Siz daha Yüzüklerin Efendisi'ni okumadınız mı?


Herkese selamlar, yazıma hoş geldiniz. Fantastik kitapların babası olan ve kendi dilini yaratan J.R.R. Tolkien amcanın, filmini izlemeseniz de duymuş olduğunuz ‘Yüzüklerin Efendisi’ serisini hala okumayanlar ve bilmeyenler için hem yazarından hem kitaplarından bahsedeceğim. Fantastik kitap, oyun, film severleri buraya davet ediyorum.
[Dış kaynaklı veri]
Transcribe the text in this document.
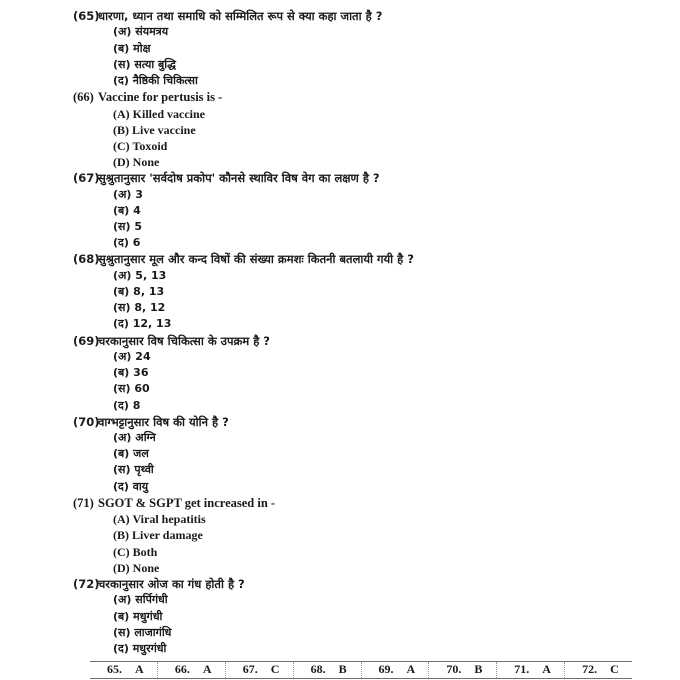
(65)
धारणा, ध्यान तथा समाधि को सम्मिलित रूप से क्या कहा जाता है ?
(अ) संयमत्रय
(ब) मोक्ष
(स) सत्या बुद्धि
(द) नैष्ठिकी चिकित्सा
(66) Vaccine for pertusis is -
(A) Killed vaccine
(B) Live vaccine
(C) Toxoid
(D) None
(67)
सुश्रुतानुसार 'सर्वदोष प्रकोप' कौनसे स्थाविर विष वेग का लक्षण है ?
(अ) 3
(ब) 4
(स) 5
(द) 6
(68)
सुश्रुतानुसार मूल और कन्द विषों की संख्या क्रमशः कितनी बतलायी गयी है ?
(अ) 5, 13
(ब) 8, 13
(स) 8, 12
(द) 12, 13
(69)
चरकानुसार विष चिकित्सा के उपक्रम है ?
(अ) 24
(ब) 36
(स) 60
(द) 8
(70)
वाग्भट्टानुसार विष की योनि है ?
(अ) अग्नि
(ब) जल
(स) पृथ्वी
(द) वायु
(71) SGOT & SGPT get increased in -
(A) Viral hepatitis
(B) Liver damage
(C) Both
(D) None
(72)
चरकानुसार ओज का गंध होती है ?
(अ) सर्पिगंधी
(ब) मधुगंधी
(स) लाजागंधि
(द) मधुरगंधी
65. A	66. A	67. C	68. B	69. A	70. B	71. A	72. C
Tolkien amcadan başlayalım…


1892’de İngiltere’nin sömürgesi altında olan Afrika’da doğan J.R.R. Tolkien henüz yüksekokula geçmeden dil üzerine kendini çok geliştirmişti. Eski Gal ve Fin dilleri üzerine eğitim görürken, zamanla kendi ‘Elf dilini’ geliştirir. Düşünebiliyor musunuz kendi dilini yaratmış. 1. Dünya savaşı başladığının ertesi yılı Tolkien, Oxford Üniversitesinin ‘İngiliz Dili ve Edebiyatı’ bölümünü birincilikle bitirir ve orduya Teğmen olarak atanır. Savaşa gitmeden evlenmiş ve dört çocuk sahibi olur. Somme Savaşı’na katılan Tolkien daha sonraları hastalanır ve İngiltere’ye geri gönderilir. Savaşın ardından Oxford Üniversitesinde Profesör olarak çalışmalarına devam eder. Zamanla dünyanın en önemli Dil Bilimcileri arasında yerini alır.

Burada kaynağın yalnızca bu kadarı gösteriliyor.